As AI systems become increasingly autonomous and interconnected, the challenges in execution grow in complexity. The rapid evolution of AI capabilities is revealing significant limitations in many organizations’ technology infrastructures, from disconnected platforms, data silos and rigid architectures to insufficient computing power, all of which prevent them from fully leveraging AI.
The constantly changing AI landscape leaves many leaders questioning where to start. AI’s true potential is realized through coordinated transformation. In this article, I’ll outline three steps, which I’ve found particularly effective in my own work, that every organization can take to prepare for the agentic future.
Build A Future-Ready Technology And Data Foundation With Omnichannel Insights
By collecting and unifying experience data from every customer interaction, from in-store purchases and social media engagement to post-purchase support, mobile apps and email communications, organizations create a complete view of the customer journey. This integration allows AI to understand the full customer journey and generate accurate, real-time insights into experiences at each stage. Teams can use natural language prompts to access these insights, helping them identify ways to improve the customer experience at scale across every channel and touchpoint. This integrated approach is already being used today to improve sales cycle velocity, conversion rates, time to value, customer loyalty and net revenue retention.
Organizations will likely adopt multiple agentic AI platforms, but the key to their success lies in establishing a single, unified data schema for all agents to pull from. Ensuring that data delivered to each service comes from a curated, single source is essential, as this foundational data supply chain is critical for effective AI performance and decision making.
Set Clear Policies For Risk, Ethical Practices And Governance
Organizations need to set clear guidelines for responsible AI use, prioritizing strong protections for sensitive data and addressing potential biases. These foundational principles and controls are essential for building trust in AI adoption and ensuring compliance with changing regulatory standards.

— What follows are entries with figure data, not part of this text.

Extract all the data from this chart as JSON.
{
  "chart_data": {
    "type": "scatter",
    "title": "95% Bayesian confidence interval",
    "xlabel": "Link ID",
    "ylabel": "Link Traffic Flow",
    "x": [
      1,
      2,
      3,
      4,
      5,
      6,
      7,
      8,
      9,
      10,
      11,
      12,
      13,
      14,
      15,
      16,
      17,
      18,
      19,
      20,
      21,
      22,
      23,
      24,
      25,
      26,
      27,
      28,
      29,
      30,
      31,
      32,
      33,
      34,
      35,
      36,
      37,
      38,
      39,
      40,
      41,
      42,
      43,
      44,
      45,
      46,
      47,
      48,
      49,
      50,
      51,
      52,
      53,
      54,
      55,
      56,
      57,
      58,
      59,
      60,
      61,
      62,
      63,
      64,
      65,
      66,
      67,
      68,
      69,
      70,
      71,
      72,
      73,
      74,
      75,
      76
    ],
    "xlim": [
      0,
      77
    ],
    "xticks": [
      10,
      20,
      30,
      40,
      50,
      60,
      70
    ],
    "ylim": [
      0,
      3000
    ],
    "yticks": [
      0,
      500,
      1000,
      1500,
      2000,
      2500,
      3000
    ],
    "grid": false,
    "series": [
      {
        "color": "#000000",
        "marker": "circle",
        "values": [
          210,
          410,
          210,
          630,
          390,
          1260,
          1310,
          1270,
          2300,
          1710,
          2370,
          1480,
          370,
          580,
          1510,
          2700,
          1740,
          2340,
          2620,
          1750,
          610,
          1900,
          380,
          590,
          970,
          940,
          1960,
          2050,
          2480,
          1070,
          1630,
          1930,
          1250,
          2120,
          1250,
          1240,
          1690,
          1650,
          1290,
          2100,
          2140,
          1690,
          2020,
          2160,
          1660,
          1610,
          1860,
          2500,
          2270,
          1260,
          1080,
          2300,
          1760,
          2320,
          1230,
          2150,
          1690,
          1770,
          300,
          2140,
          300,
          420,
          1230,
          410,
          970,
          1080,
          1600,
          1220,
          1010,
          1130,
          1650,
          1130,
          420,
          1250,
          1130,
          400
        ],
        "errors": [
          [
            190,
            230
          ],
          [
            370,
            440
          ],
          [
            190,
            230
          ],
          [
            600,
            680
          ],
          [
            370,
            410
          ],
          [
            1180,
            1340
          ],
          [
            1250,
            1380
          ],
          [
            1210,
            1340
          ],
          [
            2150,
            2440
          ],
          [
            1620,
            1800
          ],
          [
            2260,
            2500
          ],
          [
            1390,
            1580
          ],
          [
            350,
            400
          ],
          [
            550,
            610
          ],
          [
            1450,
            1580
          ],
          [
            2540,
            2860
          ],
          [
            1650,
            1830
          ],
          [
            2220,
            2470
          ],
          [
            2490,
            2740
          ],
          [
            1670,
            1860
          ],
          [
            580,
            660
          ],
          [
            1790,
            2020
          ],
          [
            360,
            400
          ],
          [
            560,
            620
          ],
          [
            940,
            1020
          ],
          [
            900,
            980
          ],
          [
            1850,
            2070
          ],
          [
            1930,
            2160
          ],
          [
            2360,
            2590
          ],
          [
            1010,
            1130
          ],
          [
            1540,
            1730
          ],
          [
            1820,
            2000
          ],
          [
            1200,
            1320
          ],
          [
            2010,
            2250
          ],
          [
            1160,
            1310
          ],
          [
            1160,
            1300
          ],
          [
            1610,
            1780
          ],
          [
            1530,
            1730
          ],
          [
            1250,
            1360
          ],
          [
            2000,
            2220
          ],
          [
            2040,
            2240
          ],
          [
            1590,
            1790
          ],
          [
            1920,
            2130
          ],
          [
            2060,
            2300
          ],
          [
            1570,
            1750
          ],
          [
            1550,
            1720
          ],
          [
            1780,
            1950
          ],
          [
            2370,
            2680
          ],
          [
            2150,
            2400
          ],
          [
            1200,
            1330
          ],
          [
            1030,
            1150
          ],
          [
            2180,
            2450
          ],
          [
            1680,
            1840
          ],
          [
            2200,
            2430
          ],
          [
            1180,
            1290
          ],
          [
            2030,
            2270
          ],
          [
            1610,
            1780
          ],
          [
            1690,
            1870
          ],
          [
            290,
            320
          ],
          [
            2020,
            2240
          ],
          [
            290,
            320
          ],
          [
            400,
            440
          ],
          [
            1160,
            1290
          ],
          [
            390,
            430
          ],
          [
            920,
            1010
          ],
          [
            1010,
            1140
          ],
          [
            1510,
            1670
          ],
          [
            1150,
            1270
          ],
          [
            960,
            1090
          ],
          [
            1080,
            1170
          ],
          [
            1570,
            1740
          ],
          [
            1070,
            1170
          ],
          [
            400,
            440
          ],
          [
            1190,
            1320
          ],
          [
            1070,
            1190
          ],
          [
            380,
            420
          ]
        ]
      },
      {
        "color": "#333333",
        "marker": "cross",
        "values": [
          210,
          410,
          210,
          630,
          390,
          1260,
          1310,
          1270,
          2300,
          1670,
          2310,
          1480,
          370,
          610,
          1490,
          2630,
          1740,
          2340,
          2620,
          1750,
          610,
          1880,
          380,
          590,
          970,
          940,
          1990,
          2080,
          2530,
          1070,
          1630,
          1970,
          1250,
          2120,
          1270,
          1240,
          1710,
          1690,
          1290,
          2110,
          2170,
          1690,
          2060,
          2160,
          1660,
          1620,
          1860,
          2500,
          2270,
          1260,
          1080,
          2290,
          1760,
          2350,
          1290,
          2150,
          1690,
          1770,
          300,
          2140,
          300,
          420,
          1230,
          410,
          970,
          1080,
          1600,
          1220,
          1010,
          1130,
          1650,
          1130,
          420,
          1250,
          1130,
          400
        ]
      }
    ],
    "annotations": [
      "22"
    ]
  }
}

A healthcare organization I worked with recently put this into action to avoid bias in their healthcare AI. They knew that AI models trained solely on their relatively young, healthy state population might produce biased outcomes compared to other regions. This proactive approach to avoid bias has led to successful AI implementations, such as an emergency department stroke-detection system, which automatically alerts the stroke team when it identifies qualifying conditions.
Transitioning from isolated AI pilots to organization-wide strategies requires coordinated oversight and collaboration among customer-facing, business and technology teams. Leading organizations achieve this by establishing clear decision-making processes and accountability for AI projects, often through dedicated teams responsible for evaluation, prioritization and implementation oversight.
Focus On High-Impact Use Cases That Demonstrates Immediate Impact
With the pace of change underway in business with AI, there is a significant first-mover advantage. And today’s leading companies are getting started with small use cases. Those smaller use cases help identify technical or process gaps, build the necessary operational muscles and demonstrate business value. The success of these initial implementations can pave the way for expanded investments.
An effective AI strategy should be led from the top, with leadership defining the organization’s approach to both immediate opportunities and emerging technologies, such as agentic AI. This approach allows customer experience teams to show executives the immediate benefits of their investment while positioning the company for future transformation.
The next generation of commerce will not just be about transactions but about building lasting relationships, anticipating needs and delivering personalized experiences at scale, too.
As executives prepare for an agentic future, they should identify key opportunities for AI implementation, plan necessary organizational changes and assess foundational investments in technology, data, talent and processes to ensure successful integration.